Não compreendeu Pilatos bem de que reino queria Jesus falar, mas sabia já o suficiente para se convencer, de que o império nada tinha a recear do seu interlocutor. Que podia contra César e as suas legiões o rei misterioso de outro mundo? Aquele homem pareceu a Pilatos um sonhador inofensivo, que tomava as quimeras como realidades. E disse-lhe, como para lisonjear-lhe o devaneio: “Com que, então, tu és rei?
– Sim, respondeu Jesus com majestade, dizeis bem. Eu nasci para reinar e vim ao mundo para fazer reinar comigo a Verdade. Todo o homem que vive da verdade, ouve a minha voz e torna-se meu vassalo.

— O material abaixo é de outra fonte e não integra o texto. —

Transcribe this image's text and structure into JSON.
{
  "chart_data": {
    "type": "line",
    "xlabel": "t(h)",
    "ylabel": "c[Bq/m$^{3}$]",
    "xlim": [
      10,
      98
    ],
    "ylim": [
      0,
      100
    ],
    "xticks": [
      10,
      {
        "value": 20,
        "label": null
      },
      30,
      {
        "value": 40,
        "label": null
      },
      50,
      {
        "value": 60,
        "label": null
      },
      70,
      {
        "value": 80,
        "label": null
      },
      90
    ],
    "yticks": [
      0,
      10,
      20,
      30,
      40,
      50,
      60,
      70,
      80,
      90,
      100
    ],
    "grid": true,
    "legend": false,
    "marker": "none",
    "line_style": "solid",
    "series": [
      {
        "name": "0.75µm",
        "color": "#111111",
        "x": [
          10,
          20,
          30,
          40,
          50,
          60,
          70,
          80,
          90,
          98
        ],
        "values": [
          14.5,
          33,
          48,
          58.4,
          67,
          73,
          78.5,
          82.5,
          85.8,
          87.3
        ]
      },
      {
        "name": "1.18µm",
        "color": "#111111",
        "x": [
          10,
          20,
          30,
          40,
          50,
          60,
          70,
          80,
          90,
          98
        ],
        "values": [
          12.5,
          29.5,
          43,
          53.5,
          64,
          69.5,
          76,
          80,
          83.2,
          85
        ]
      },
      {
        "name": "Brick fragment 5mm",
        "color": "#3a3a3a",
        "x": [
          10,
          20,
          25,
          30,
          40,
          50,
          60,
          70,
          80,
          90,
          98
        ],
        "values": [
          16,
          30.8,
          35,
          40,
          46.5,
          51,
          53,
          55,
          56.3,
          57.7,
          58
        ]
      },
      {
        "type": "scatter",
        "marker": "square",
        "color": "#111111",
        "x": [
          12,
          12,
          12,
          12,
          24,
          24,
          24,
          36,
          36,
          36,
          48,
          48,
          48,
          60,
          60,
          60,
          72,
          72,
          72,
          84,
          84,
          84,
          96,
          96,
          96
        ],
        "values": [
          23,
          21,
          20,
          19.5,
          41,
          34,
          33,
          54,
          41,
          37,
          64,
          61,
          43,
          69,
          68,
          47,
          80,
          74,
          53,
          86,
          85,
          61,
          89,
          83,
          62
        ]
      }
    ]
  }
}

– A verdade! Disse Pilatos sorrindo, que é isso, de verdade?”
O Romano tinha ouvido falar de opiniões filosóficas e religiosas mais ou menos acreditadas e de interesses de que, segundo diziam, se devia ter mais cuidado do que de opiniões; mas a verdade, quem a conhecia? Haveria mesmo por aí alguma verdade? Evidentemente, ficaria Pilatos pensando, que tinha diante de si um sonhador e um simples, que professava, sem dúvida, doutrinas opostas às dos fariseus; mas a ele, Pilatos, que se lhe dava das controvérsias judaicas? Voltou, pois, à fala com os príncipes dos sacerdotes e disse-lhes, mostrando a Jesus: “Não encontro nada de repreensível neste homem, e por conseguinte, não o posso condenar”.

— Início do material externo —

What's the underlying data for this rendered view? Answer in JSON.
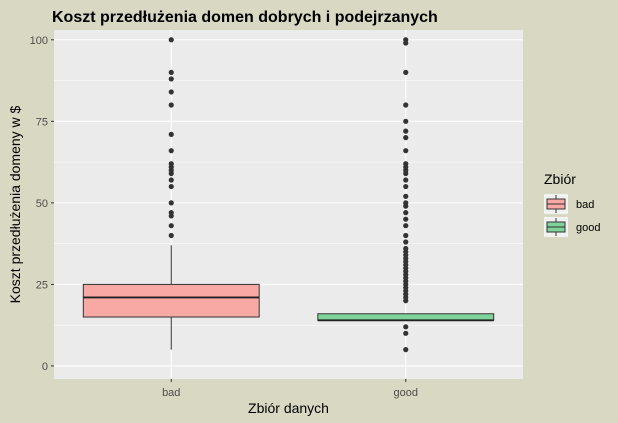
{
  "chart_data": {
    "type": "boxplot",
    "title": "Koszt przedłużenia domen dobrych i podejrzanych",
    "xlabel": "Zbiór danych",
    "ylabel": "Koszt przedłużenia domeny w $",
    "ylim": [
      -4,
      103
    ],
    "yticks": [
      0,
      25,
      50,
      75,
      100
    ],
    "grid": true,
    "legend": {
      "title": "Zbiór",
      "position": "right"
    },
    "categories": [
      "bad",
      "good"
    ],
    "series": [
      {
        "name": "bad",
        "color": "#f8a9a3",
        "whisker_low": 5,
        "q1": 15,
        "median": 21,
        "q3": 25,
        "whisker_high": 37,
        "outliers": [
          40,
          43,
          46,
          47,
          50,
          55,
          57,
          59,
          60,
          61,
          62,
          66,
          71,
          80,
          84,
          88,
          90,
          100
        ]
      },
      {
        "name": "good",
        "color": "#7fd39b",
        "whisker_low": 14,
        "q1": 14,
        "median": 14,
        "q3": 16,
        "whisker_high": 16,
        "outliers": [
          5,
          10,
          12,
          20,
          21,
          22,
          23,
          24,
          25,
          26,
          27,
          28,
          29,
          30,
          31,
          32,
          33,
          34,
          35,
          36,
          38,
          40,
          43,
          45,
          47,
          49,
          50,
          52,
          55,
          57,
          59,
          60,
          61,
          62,
          66,
          70,
          72,
          75,
          80,
          90,
          99,
          100
        ]
      }
    ]
  }
}
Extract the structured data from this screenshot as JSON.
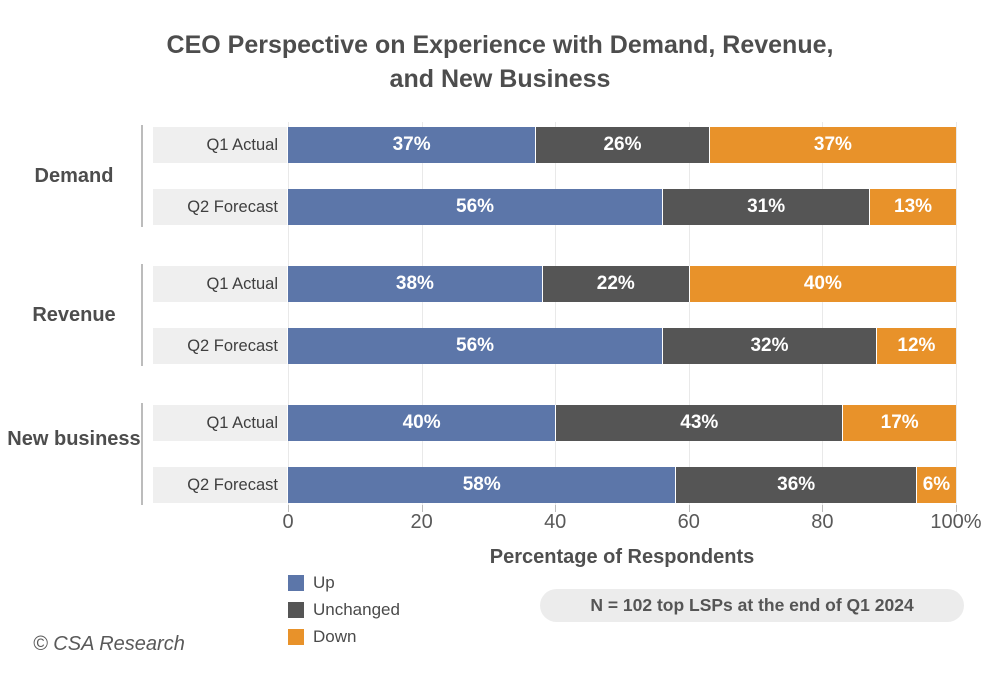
{
  "title_line1": "CEO Perspective on Experience with Demand, Revenue,",
  "title_line2": "and New Business",
  "chart_data": {
    "type": "bar",
    "stacked": true,
    "orientation": "horizontal",
    "title": "CEO Perspective on Experience with Demand, Revenue, and New Business",
    "xlabel": "Percentage of Respondents",
    "xlim": [
      0,
      100
    ],
    "grid": "vertical",
    "legend_position": "bottom-left",
    "series": [
      {
        "name": "Up",
        "color": "#5c76a9"
      },
      {
        "name": "Unchanged",
        "color": "#555555"
      },
      {
        "name": "Down",
        "color": "#e8922a"
      }
    ],
    "x_ticks": [
      {
        "value": 0,
        "label": "0"
      },
      {
        "value": 20,
        "label": "20"
      },
      {
        "value": 40,
        "label": "40"
      },
      {
        "value": 60,
        "label": "60"
      },
      {
        "value": 80,
        "label": "80"
      },
      {
        "value": 100,
        "label": "100%"
      }
    ],
    "groups": [
      {
        "label": "Demand",
        "rows": [
          {
            "label": "Q1 Actual",
            "values": [
              37,
              26,
              37
            ],
            "labels": [
              "37%",
              "26%",
              "37%"
            ]
          },
          {
            "label": "Q2 Forecast",
            "values": [
              56,
              31,
              13
            ],
            "labels": [
              "56%",
              "31%",
              "13%"
            ]
          }
        ]
      },
      {
        "label": "Revenue",
        "rows": [
          {
            "label": "Q1 Actual",
            "values": [
              38,
              22,
              40
            ],
            "labels": [
              "38%",
              "22%",
              "40%"
            ]
          },
          {
            "label": "Q2 Forecast",
            "values": [
              56,
              32,
              12
            ],
            "labels": [
              "56%",
              "32%",
              "12%"
            ]
          }
        ]
      },
      {
        "label": "New business",
        "rows": [
          {
            "label": "Q1 Actual",
            "values": [
              40,
              43,
              17
            ],
            "labels": [
              "40%",
              "43%",
              "17%"
            ]
          },
          {
            "label": "Q2 Forecast",
            "values": [
              58,
              36,
              6
            ],
            "labels": [
              "58%",
              "36%",
              "6%"
            ]
          }
        ]
      }
    ]
  },
  "legend": [
    {
      "label": "Up",
      "color": "#5c76a9"
    },
    {
      "label": "Unchanged",
      "color": "#555555"
    },
    {
      "label": "Down",
      "color": "#e8922a"
    }
  ],
  "note": "N = 102 top LSPs at the end of Q1 2024",
  "footer": "© CSA Research",
  "colors": {
    "up": "#5c76a9",
    "unchanged": "#555555",
    "down": "#e8922a",
    "row_label_bg": "#efefef",
    "note_bg": "#ececec",
    "text_dark": "#4d4d4d",
    "axis_text": "#595959",
    "gridline": "#e9e9e9"
  }
}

Mal proferiu estas palavras, explodiu na assembleia um tumulto pavoroso. Os príncipes dos sacerdotes e os anciãos do povo acumulavam contra Jesus as mais monstruosas acusações, às quais Ele não respondia senão com o silêncio. Pilatos devia ter procedido contra aqueles vis caluniadores, mas viu-os em tal grau de exaltação que lhes temeu os ressentimentos. “Bem vês, disse ele a Jesus, quantas acusações amontoam contra ti: e tu nada respondes?” Sempre impassível, Jesus nem abriu a boca para se desculpar; isto desconcertou inteiramente ao governador.

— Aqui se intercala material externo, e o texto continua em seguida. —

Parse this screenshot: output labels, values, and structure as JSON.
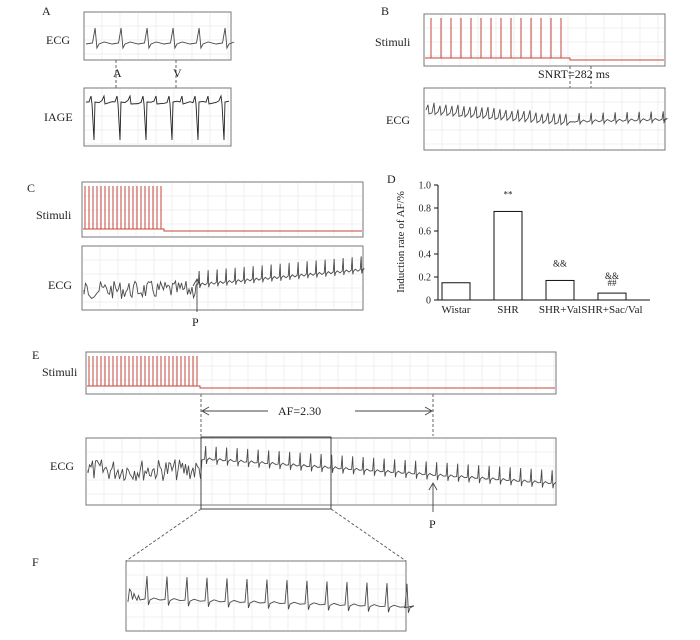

Ao vê-lo perplexo, insistiram os Judeus sobre o lado político da questão. A dar-lhes crédito, era Jesus um sedicioso que fomentava por toda a parte perturbações e levantamentos. “Ele revolucionou todo o país, bradaram, desde a Galileia, onde começou a pregar, até Jerusalém”. À palavra – Galileia –, Pilatos interrompeu os Judeus. Acabava de achar uma escapatória para se desembaraçar de um negócio que principiava a inquietá-lo. “Este homem é Galileu?” perguntou o pretor. E como lhes respondessem que sim, acrescentou logo: “Se assim é, pertence à jurisdição do rei Herodes, atualmente em Jerusalém. Levai-lhe o vosso preso, e ele que o julgue. É do seu direito”. E tendo dito estas palavras, voltou as costas aos sinedritas, aos fariseus e ao povo desnorteado e entrou no palácio, dando-se os parabéns de ter achado tão belo expediente para se tirar do negócio. Sem dúvida, tinha sacrificado a inocência e atraiçoado a verdade; mas não ia naquilo o seu interesse, e depois, que é isso de verdade?
Pelas oito horas da manhã, chegava um arauto de Pilatos a casa de Herodes, a anunciar-lhe que o seu amo, por deferência para com o tetrarca da Galileia, enviava para o seu tribunal um certo Jesus de Nazaré, suposto réu de diferentes crimes. Tinha por sem dúvida, que bem poderia julgar aquele Galileu, preso em território judaico, mas que preferia pôr aquela causa nas mãos do soberano de quem Jesus imediatamente dependia, em razão da sua origem e domicílio.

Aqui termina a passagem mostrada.